Moreover, cleanliness is also reflected in organization and lack of clutter. Minds may subconsciously perceive inorganization and clutter as dirty. As you are planning your club, all of this applies to your strategic presale — an indispensable best practice for a successful open. Apply all of the above advice to your presale area. Make it clean, not cluttered. A first impression will set the standard for your new club and establish an ongoing operational benchmark. The saying “cleanliness is next to godliness” is no longer cliché in the gym industry. It is dogma.

5. Does your gym have a great atmosphere?

While the physical environment is essential for the successful launch of a new facility (walls, roof, design, layout, equipment, etc.), so is the atmosphere.
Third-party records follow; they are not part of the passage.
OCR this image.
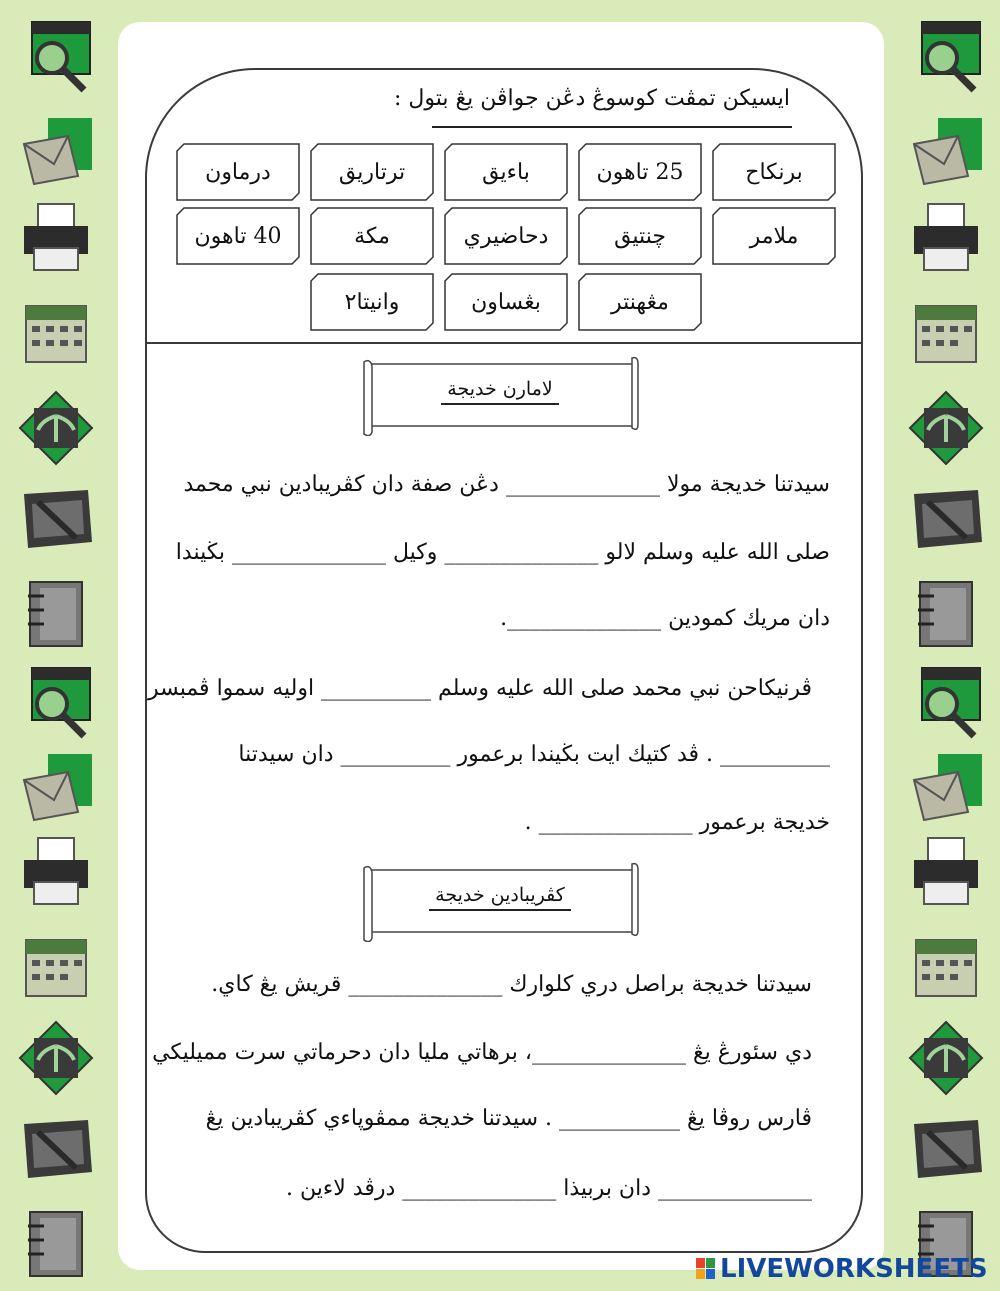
ايسيكن تمڤت كوسوڠ دڠن جواڤن يڠ بتول :
برنكاح
25 تاهون
باءيق
ترتاريق
درماون
ملامر
چنتيق
دحاضيري
مكة
40 تاهون
مڠهنتر
بڠساون
وانيتا٢
لامارن خديجة
سيدتنا خديجة مولا ______________ دڠن صفة دان كڤريبادين نبي محمد
صلى الله عليه وسلم لالو ______________ وكيل ______________ بڬيندا
دان مريك كمودين ______________.
ڤرنيكاحن نبي محمد صلى الله عليه وسلم __________ اوليه سموا ڤمبسر
__________ . ڤد كتيك ايت بڬيندا برعمور __________ دان سيدتنا
خديجة برعمور ______________ .
كڤريبادين خديجة
سيدتنا خديجة براصل دري كلوارك ______________ قريش يڠ كاي.
دي سئورڠ يڠ ______________، برهاتي مليا دان دحرماتي سرت مميليكي
ڤارس روڤا يڠ ___________ . سيدتنا خديجة ممڤوڽاءي كڤريبادين يڠ
______________ دان بربيذا ______________ درڤد لاءين .
LIVEWORKSHEETS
Atmosphere, simply defined, is the experience you create for members and the way that you make them feel. Once operating, this means well-trained staff members who are positive, engaging, demonstrating great body language, owning questions and going out of their way to make every single member feel like the most important person in the world. The goal should be to have members leave feeling better than when they arrived. I always tell my teams that I want members to say, “I can’t believe my gym did that,” but mean it in a good way.

Surprise and delight always. Like the last point about cleanliness, this starts in your presale. For a club to open successfully, the presale must be successful, and for the presale to be successful, the atmosphere matters. In a presale, people are buying the promise of not only a great facility, but an exceptional experience. Prospects need to be met with energy, enthusiasm and an immediate sense that they’re the VIPs that they truly are.
A great atmosphere, combined with a clean and organized physical environment, is the one-two punch of any first impression — and the foundation on which future success will be built.

Find a great location, offer the ideal equipment and programming based on your target clientele, provide the best bang-for-your-buck value, maintain high cleanliness standards, and train your staff to create the warmest, most inviting atmosphere possible.

These are the indispensables of success. Not because I told you. This is what consumers are telling us. Any business — in any industry — will achieve success if it delivers to consumers the experiences they desire.